Cunha Gonçalves, nas palavras de Carlos Maluf (1997, p. 47), classifica
as limitações em
a) limitações de interesse público ou geral, ou de
utilidade pública, as quais são destinadas a impedir que o interesse, o
arbítrio ou o egoísmo do proprietário prevaleça em absoluto sobre os interesses
da coletividade; b) limitações de interesse privado, que visam a conciliar os
interesses de proprietários com os de outros particulares; e que se subdividem
em limitações de mero interesse privado e limitações de interesse semipúblico,
como as que têm por fim tornar menos
áspera e conflituosas as relações entre
vizinhos e proteger a utilidade comum dos prédios contíguos.
Hely Lopes Meirelles (2006, p. 515) assinala a diferença entre limitações
civis e limitações urbanísticas na propriedade urbana:
as restrições
civis amparam os vizinhos, reciprocamente considerados em suas relações
individuais; as limitações urbanísticas protegem
a coletividade na sua generalidade. Umas e outras condicionam o uso da
propriedade, restringem direitos individuais, coartam atividades particulares,
tolhem a liberdade de construção, mas em nome de interesses diferentes.
Quanto às limitações de caráter público, seu fundamento é a solidariedade
social (DROMI, 1995, p. 582).
As limitações administrativas podem ser em sentido amplo e estrito, sendo
a primeira decorrente diretamente de lei (limitação legislativa) e a segunda do
“poder de polícia” (limitação executiva)
.
As limitações legislativas são gerais, impositivas, imprescritíveis,
irrenunciáveis, intransacionáveis e não geram direito à indenização.
A proteção ao direito de propriedade é garantida constitucionalmente como
direito fundamental e individual (artigo 5º, inciso XXII, da Constituição
Federal). Ademais, tal proteção se acentua na medida em que o direito de
propriedade é princípio da ordem econômica (artigo 170, inciso II, da
Constituição Federal), tendo, inclusive, primordial valor em um dos fundamentos
do Estado, qual seja livre iniciativa (artigo 1º, inciso IV, da Constituição
Federal).
As limitações administrativas devem decorrer de lei, sob pena de serem
inconstitucionais. É o que advém do inciso II do artigo 5º da Constituição.
Mesmo havendo a possibilidade de limitação à propriedade, inegável é que o
direito de propriedade possui no ordenamento uma proteção jurídica especial.

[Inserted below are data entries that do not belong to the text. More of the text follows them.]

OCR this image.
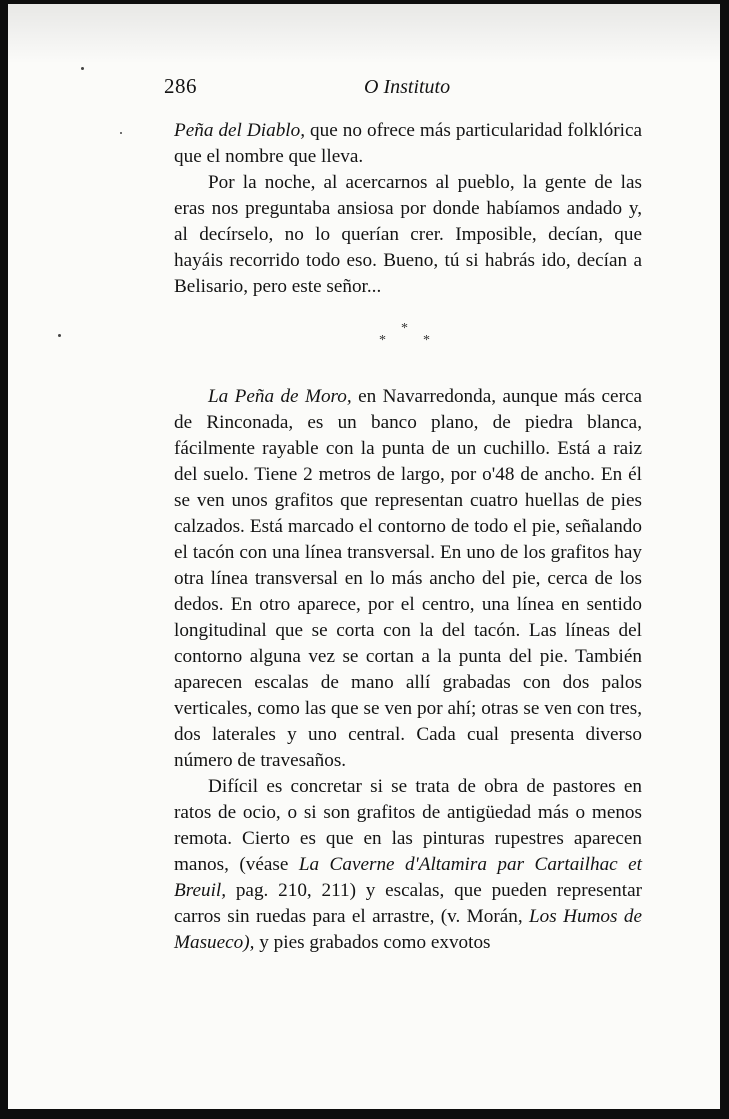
286	O Instituto

Peña del Diablo, que no ofrece más particularidad folklórica que el nombre que lleva.

Por la noche, al acercarnos al pueblo, la gente de las eras nos preguntaba ansiosa por donde habíamos andado y, al decírselo, no lo querían crer. Imposible, decían, que hayáis recorrido todo eso. Bueno, tú si habrás ido, decían a Belisario, pero este señor...

*
*	*

La Peña de Moro, en Navarredonda, aunque más cerca de Rinconada, es un banco plano, de piedra blanca, fácilmente rayable con la punta de un cuchillo. Está a raiz del suelo. Tiene 2 metros de largo, por o'48 de ancho. En él se ven unos grafitos que representan cuatro huellas de pies calzados. Está marcado el contorno de todo el pie, señalando el tacón con una línea transversal. En uno de los grafitos hay otra línea transversal en lo más ancho del pie, cerca de los dedos. En otro aparece, por el centro, una línea en sentido longitudinal que se corta con la del tacón. Las líneas del contorno alguna vez se cortan a la punta del pie. También aparecen escalas de mano allí grabadas con dos palos verticales, como las que se ven por ahí; otras se ven con tres, dos laterales y uno central. Cada cual presenta diverso número de travesaños.

Difícil es concretar si se trata de obra de pastores en ratos de ocio, o si son grafitos de antigüedad más o menos remota. Cierto es que en las pinturas rupestres aparecen manos, (véase La Caverne d'Altamira par Cartailhac et Breuil, pag. 210, 211) y escalas, que pueden representar carros sin ruedas para el arrastre, (v. Morán, Los Humos de Masueco), y pies grabados como exvotos
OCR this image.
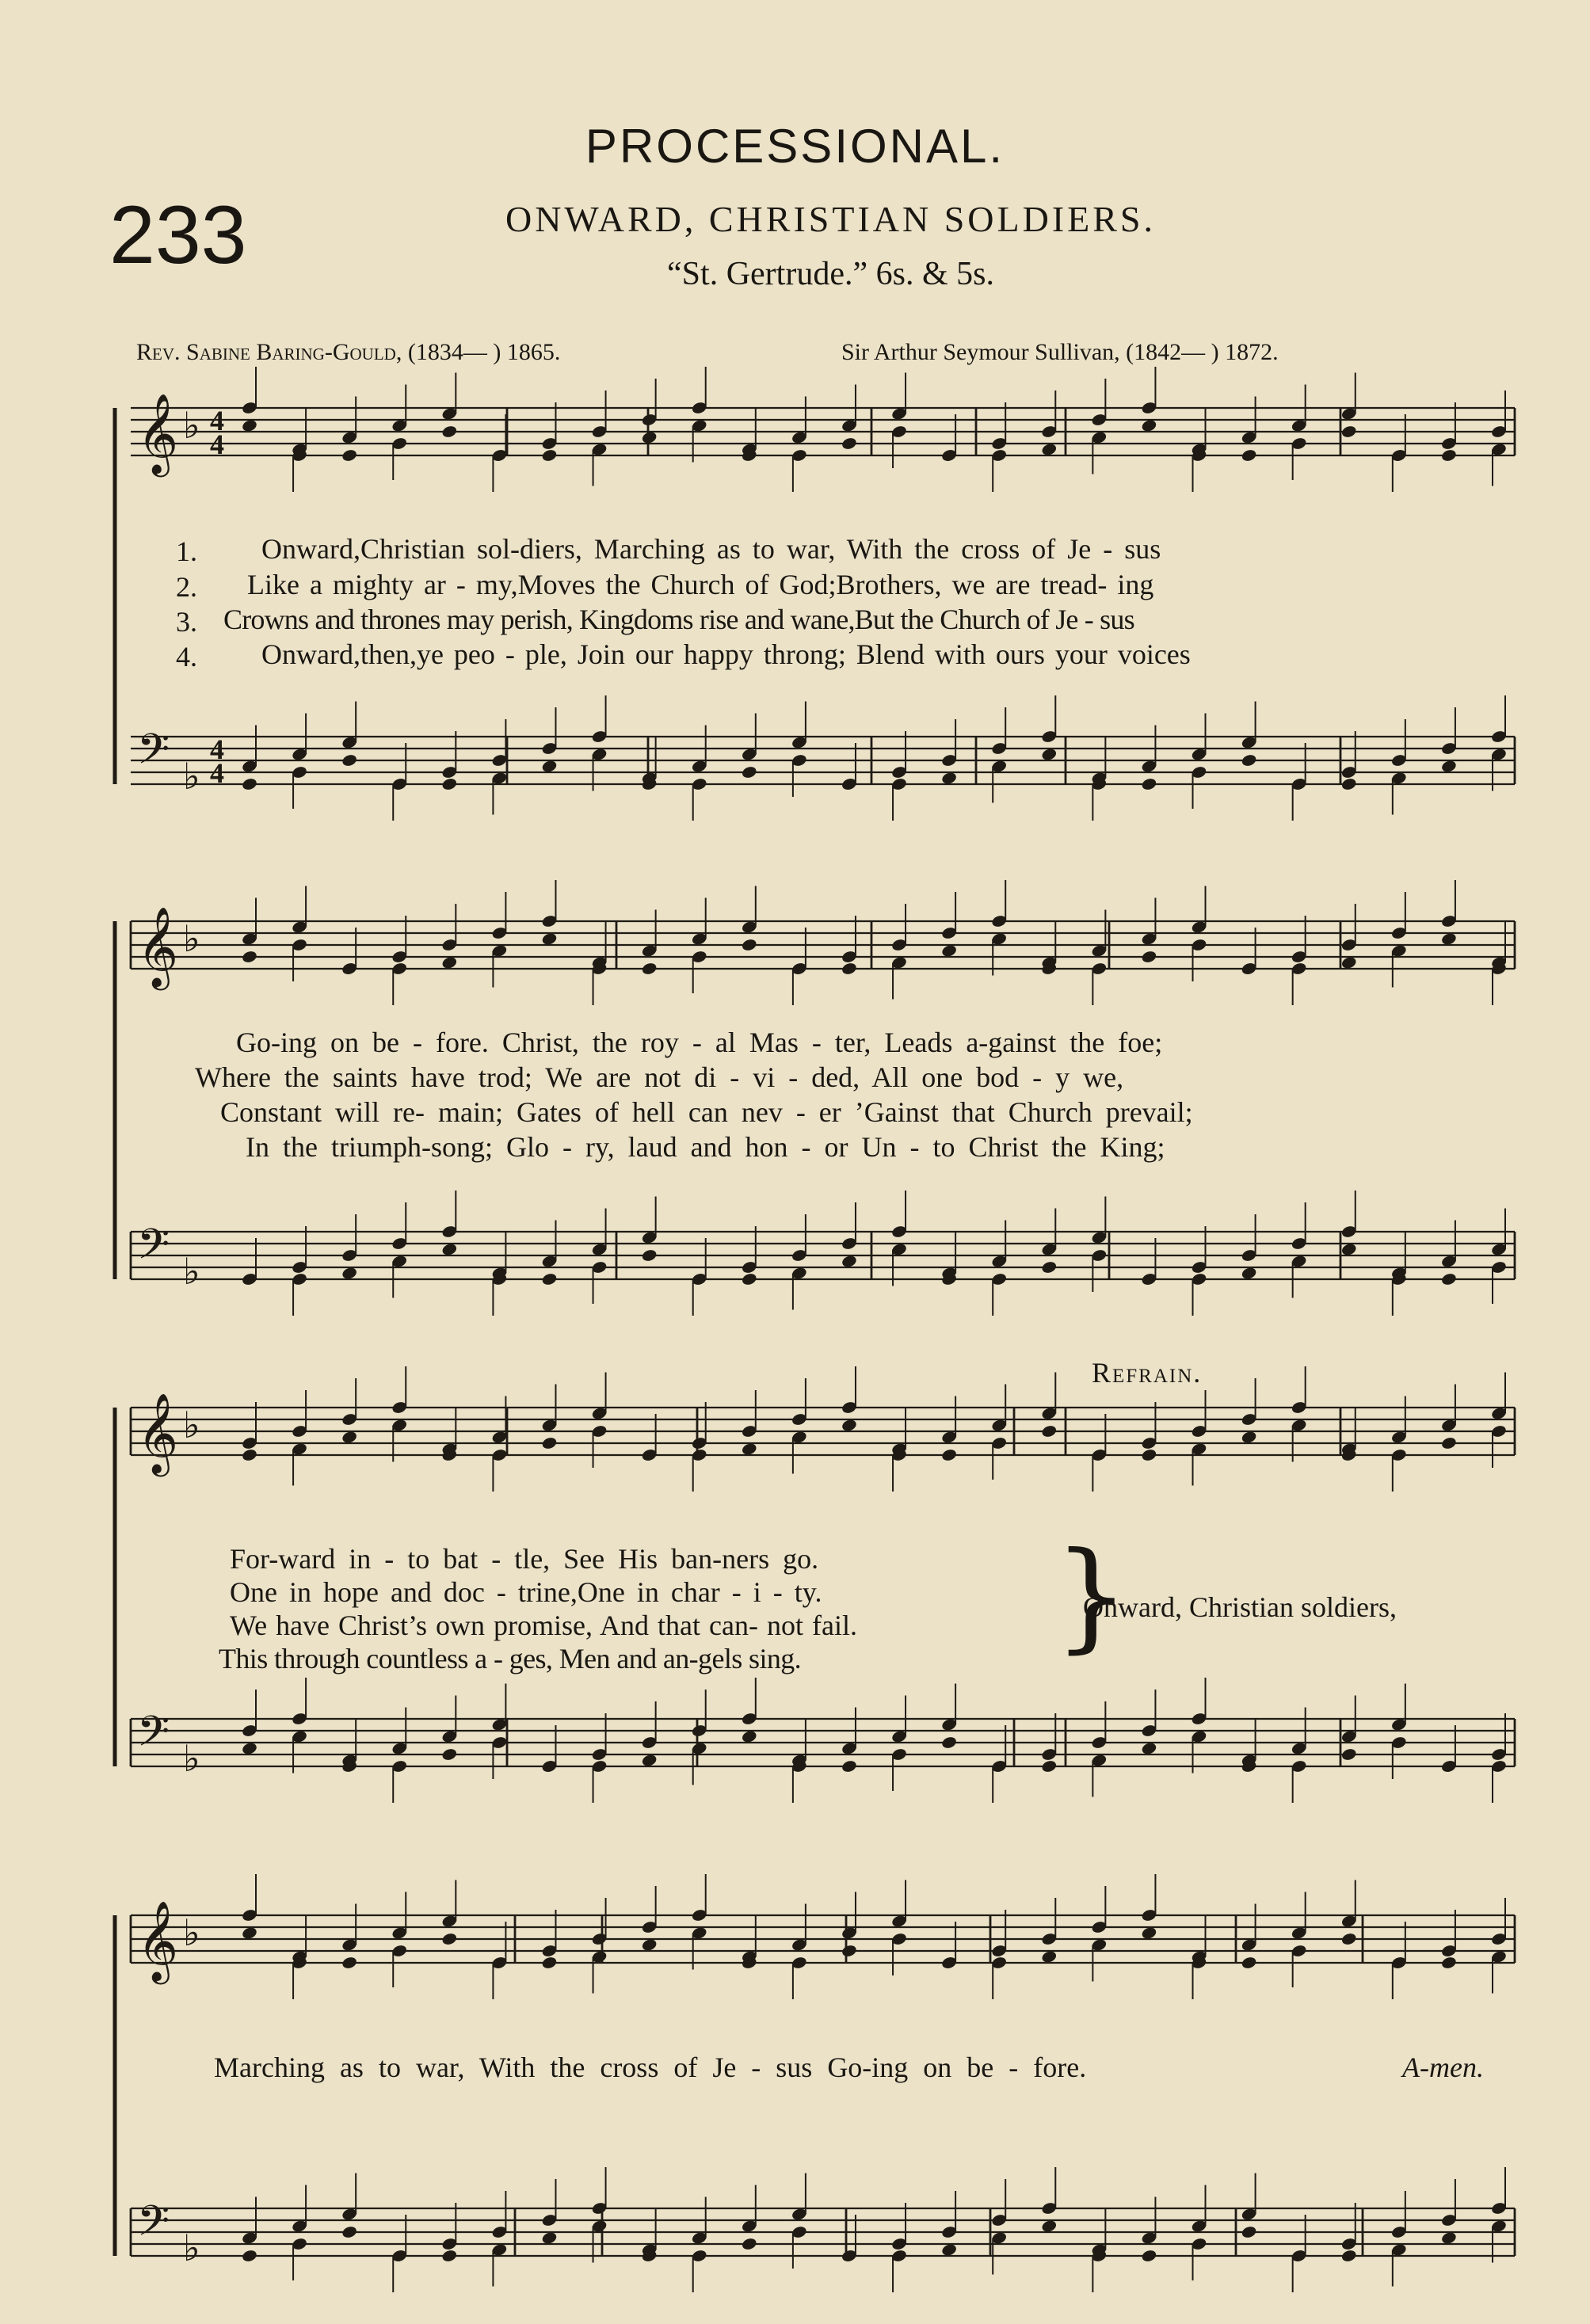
PROCESSIONAL.
233	ONWARD, CHRISTIAN SOLDIERS.
“St. Gertrude.” 6s. & 5s.
Rev. Sabine Baring-Gould, (1834— ) 1865.	Sir Arthur Seymour Sullivan, (1842— ) 1872.
𝄞 ♭ 4
4
𝄢 ♭
4
4
𝄞 ♭
𝄢 ♭
𝄞 ♭
𝄢 ♭
𝄞 ♭
𝄢 ♭
1. Onward,Christian sol-diers, Marching as to war, With the cross of Je - sus
2. Like a mighty ar - my,Moves the Church of God;Brothers, we are tread- ing
3. Crowns and thrones may perish, Kingdoms rise and wane,But the Church of Je - sus
4. Onward,then,ye peo - ple, Join our happy throng; Blend with ours your voices
Go-ing on be - fore. Christ, the roy - al Mas - ter, Leads a-gainst the foe;
Where the saints have trod; We are not di - vi - ded, All one bod - y we,
Constant will re- main; Gates of hell can nev - er ’Gainst that Church prevail;
In the triumph-song; Glo - ry, laud and hon - or Un - to Christ the King;
For-ward in - to bat - tle, See His ban-ners go.
One in hope and doc - trine,One in char - i - ty.
We have Christ’s own promise, And that can- not fail.
This through countless a - ges, Men and an-gels sing.
Refrain.
}
Onward, Christian soldiers,
Marching as to war, With the cross of Je - sus Go-ing on be - fore.	A-men.
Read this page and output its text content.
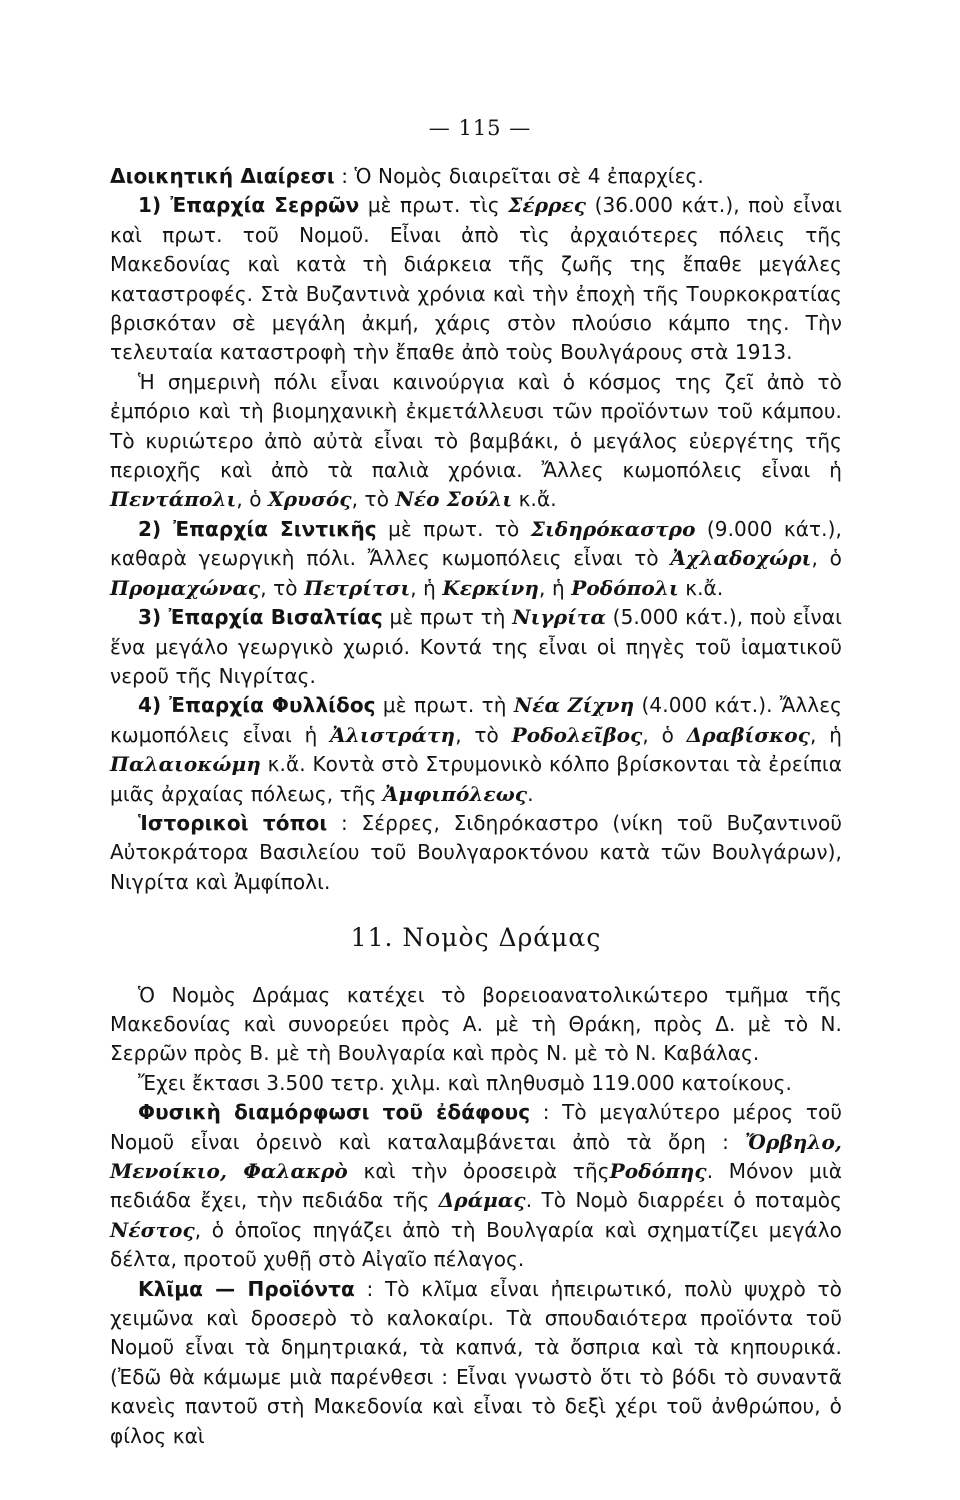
— 115 —

Διοικητική Διαίρεσι : Ὁ Νομὸς διαιρεῖται σὲ 4 ἐπαρχίες.

1) Ἐπαρχία Σερρῶν μὲ πρωτ. τὶς Σέρρες (36.000 κάτ.), ποὺ εἶναι καὶ πρωτ. τοῦ Νομοῦ. Εἶναι ἀπὸ τὶς ἀρχαιότερες πόλεις τῆς Μακεδονίας καὶ κατὰ τὴ διάρκεια τῆς ζωῆς της ἔπαθε μεγάλες καταστροφές. Στὰ Βυζαντινὰ χρόνια καὶ τὴν ἐποχὴ τῆς Τουρκοκρατίας βρισκόταν σὲ μεγάλη ἀκμή, χάρις στὸν πλούσιο κάμπο της. Τὴν τελευταία καταστροφὴ τὴν ἔπαθε ἀπὸ τοὺς Βουλγάρους στὰ 1913.

Ἡ σημερινὴ πόλι εἶναι καινούργια καὶ ὁ κόσμος της ζεῖ ἀπὸ τὸ ἐμπόριο καὶ τὴ βιομηχανικὴ ἐκμετάλλευσι τῶν προϊόντων τοῦ κάμπου. Τὸ κυριώτερο ἀπὸ αὐτὰ εἶναι τὸ βαμβάκι, ὁ μεγάλος εὐεργέτης τῆς περιοχῆς καὶ ἀπὸ τὰ παλιὰ χρόνια. Ἄλλες κωμοπόλεις εἶναι ἡ Πεντάπολι, ὁ Χρυσός, τὸ Νέο Σούλι κ.ἄ.

2) Ἐπαρχία Σιντικῆς μὲ πρωτ. τὸ Σιδηρόκαστρο (9.000 κάτ.), καθαρὰ γεωργικὴ πόλι. Ἄλλες κωμοπόλεις εἶναι τὸ Ἀχλαδοχώρι, ὁ Προμαχώνας, τὸ Πετρίτσι, ἡ Κερκίνη, ἡ Ροδόπολι κ.ἄ.

3) Ἐπαρχία Βισαλτίας μὲ πρωτ τὴ Νιγρίτα (5.000 κάτ.), ποὺ εἶναι ἕνα μεγάλο γεωργικὸ χωριό. Κοντά της εἶναι οἱ πηγὲς τοῦ ἰαματικοῦ νεροῦ τῆς Νιγρίτας.

4) Ἐπαρχία Φυλλίδος μὲ πρωτ. τὴ Νέα Ζίχνη (4.000 κάτ.). Ἄλλες κωμοπόλεις εἶναι ἡ Ἀλιστράτη, τὸ Ροδολεῖβος, ὁ Δραβίσκος, ἡ Παλαιοκώμη κ.ἄ. Κοντὰ στὸ Στρυμονικὸ κόλπο βρίσκονται τὰ ἐρείπια μιᾶς ἀρχαίας πόλεως, τῆς Ἀμφιπόλεως.

Ἱστορικοὶ τόποι : Σέρρες, Σιδηρόκαστρο (νίκη τοῦ Βυζαντινοῦ Αὐτοκράτορα Βασιλείου τοῦ Βουλγαροκτόνου κατὰ τῶν Βουλγάρων), Νιγρίτα καὶ Ἀμφίπολι.

11. Νομὸς Δράμας

Ὁ Νομὸς Δράμας κατέχει τὸ βορειοανατολικώτερο τμῆμα τῆς Μακεδονίας καὶ συνορεύει πρὸς Α. μὲ τὴ Θράκη, πρὸς Δ. μὲ τὸ Ν. Σερρῶν πρὸς Β. μὲ τὴ Βουλγαρία καὶ πρὸς Ν. μὲ τὸ Ν. Καβάλας.

Ἔχει ἔκτασι 3.500 τετρ. χιλμ. καὶ πληθυσμὸ 119.000 κατοίκους.

Φυσικὴ διαμόρφωσι τοῦ ἐδάφους : Τὸ μεγαλύτερο μέρος τοῦ Νομοῦ εἶναι ὀρεινὸ καὶ καταλαμβάνεται ἀπὸ τὰ ὄρη : Ὄρβηλο, Μενοίκιο, Φαλακρὸ καὶ τὴν ὀροσειρὰ τῆςΡοδόπης. Μόνον μιὰ πεδιάδα ἔχει, τὴν πεδιάδα τῆς Δράμας. Τὸ Νομὸ διαρρέει ὁ ποταμὸς Νέστος, ὁ ὁποῖος πηγάζει ἀπὸ τὴ Βουλγαρία καὶ σχηματίζει μεγάλο δέλτα, προτοῦ χυθῇ στὸ Αἰγαῖο πέλαγος.

Κλῖμα — Προϊόντα : Τὸ κλῖμα εἶναι ἠπειρωτικό, πολὺ ψυχρὸ τὸ χειμῶνα καὶ δροσερὸ τὸ καλοκαίρι. Τὰ σπουδαιότερα προϊόντα τοῦ Νομοῦ εἶναι τὰ δημητριακά, τὰ καπνά, τὰ ὄσπρια καὶ τὰ κηπουρικά. (Ἐδῶ θὰ κάμωμε μιὰ παρένθεσι : Εἶναι γνωστὸ ὅτι τὸ βόδι τὸ συναντᾶ κανεὶς παντοῦ στὴ Μακεδονία καὶ εἶναι τὸ δεξὶ χέρι τοῦ ἀνθρώπου, ὁ φίλος καὶ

O interesse
individual do proprietário é minimamente garantido de forma intocável. Sequer
mediante lei é possível retirar o conteúdo mínimo da propriedade, pois, se
assim fosse, redundaria no esvaziamento ou inutilização do preceito
constitucional. Em todo o direito de propriedade, como nos ensina o professor
Celso Antônio Bandeira de Mello (1987, p. 42), há de existir uma possibilidade
mínima de usar, gozar e dispor do bem, “pois é o plexo desses poderes de uso,
gozo e disposição que, em sua unidade, recebe o nome de direito de propriedade.
Elididos esses poderes, nada mais restaria”.
Além das limitações, outro instituto que rompe com o caráter absoluto da
propriedade é a função social da propriedade.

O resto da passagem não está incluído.